Renouvellement des contrats de service
23Le Dasaῖ est aussi au Népal central l’occasion du renouvellement des contrats qui relient les castes de service à leurs patrons. Celui des Brahmanes est renouvelé le dixième jour du grand Dasaῖ (Gaborieau 1977b, p. 16) ; ceux des artisans intouchables, comme les Forgerons et Tailleurs-musiciens, est renouvelé au cours du mois de caitra qui est celui de Petit Dasaῖ (ibid, p. 28). Ces contrats rentrent à l’évidence dans l’ensemble des renouvellements d’allégeance qui a lieu au Dasaῖ et en ce sens ils ont une dimension religieuse. Mais les musulmans, qui manifestement ne les considèrent pas comme religieusement marqués, n’y attachent pas d’importance : ils n’ont par définition pas besoin des Brahmanes ; ils renouvellent les contrats avec les intouchables en caitra comme les hindous.
24Ce qui les choque donc ce n’est pas le renouvellement des relations de subordination, mais les rites qui les accompagnent. Leur participation à ces rites est limitée aux offrandes forcées pour les cérémonies.
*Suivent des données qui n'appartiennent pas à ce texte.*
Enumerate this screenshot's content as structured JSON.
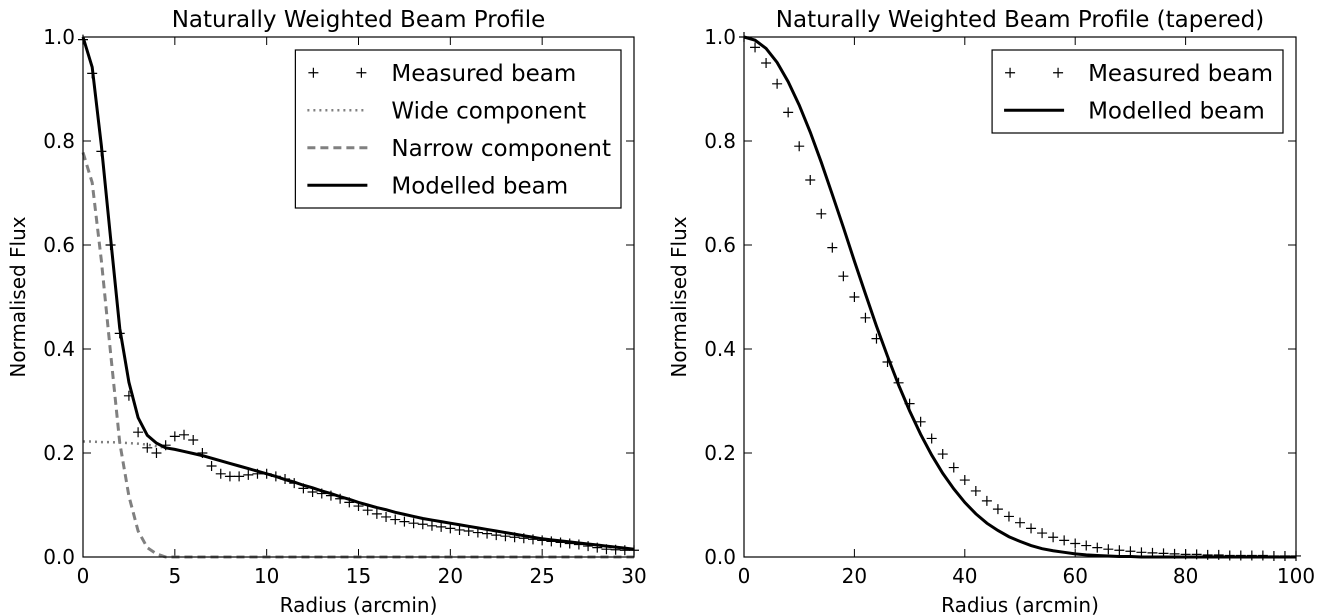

25Ces participations forcées, surtout les renouvellements d’allégeance et de contrat, trahissent donc une implication des musulmans dans les rites. Mais elle est passive ; ils ne célèbrent eux-mêmes aucun rite. Pour passive qu’elle soit, elle prouve néanmoins deux points : les musulmans sont contraints de vivre au même rythme annuel que les hindous, d’avoir le même calendrier ; deuxièmement ils doivent ainsi souscrire - mais cela ne contredit pas les vues de l’islam - à la conception hindoue, rappelée en commençant : que tout pouvoir, même celui du roi, est de nature contractuelle ; il doit être renouvelé tous les ans. Reste à savoir si les musulmans comme les hindous acceptent que le pouvoir soit sacralisé par des rites.
CASUISTIQUE À PROPOS DES RITES
26Les musulmans refusent-ils bien effectivement tous les rites comme ils le proclament hautement ? Ce n’est pas aussi simple.
27Il faut d’abord établir que du point de vue des musulmans, l’imposition de la marque ṭikā est bien un rite. J’avais d’abord eu l’impression, en me fondant sur deux articles du code de 1853, que le refus de cette marque émanait des hindous pour des raisons de pureté : les musulmans étant impurs, l’imposition de cette marque mouillée pourrait transmette une souillure aux hindous qui la leur tracent sur le front (Code de 1853, p. 91, paragraphe 42-43 ; Gaborieau 1966, p. 90). La poursuite de l’enquête sur le terrain, puis des lectures historiques postérieures, m’ont montré que les réticences venaient d’abord des musulmans.
28Depuis le XIVe siècle en Inde du Nord, c’était une question d’école chez les musulmans que de savoir si l’imposition de la ṭikā est ou non un rite, et si elle est licite pour les musulmans. Le saint soufi Sharafu’d-Dān Manerī (1290-1381) du Bihar la déclarait licite (Jackson 1987, p. 31), comme le font encore aujourd’hui les Bangladeshi. Les musulmans du Népal ont traditionnellement opté pour l’opinion inverse : pour eux la ṭikā est un rite, et pour cette raison son imposition doit être impérativement et ostensiblement proscrite.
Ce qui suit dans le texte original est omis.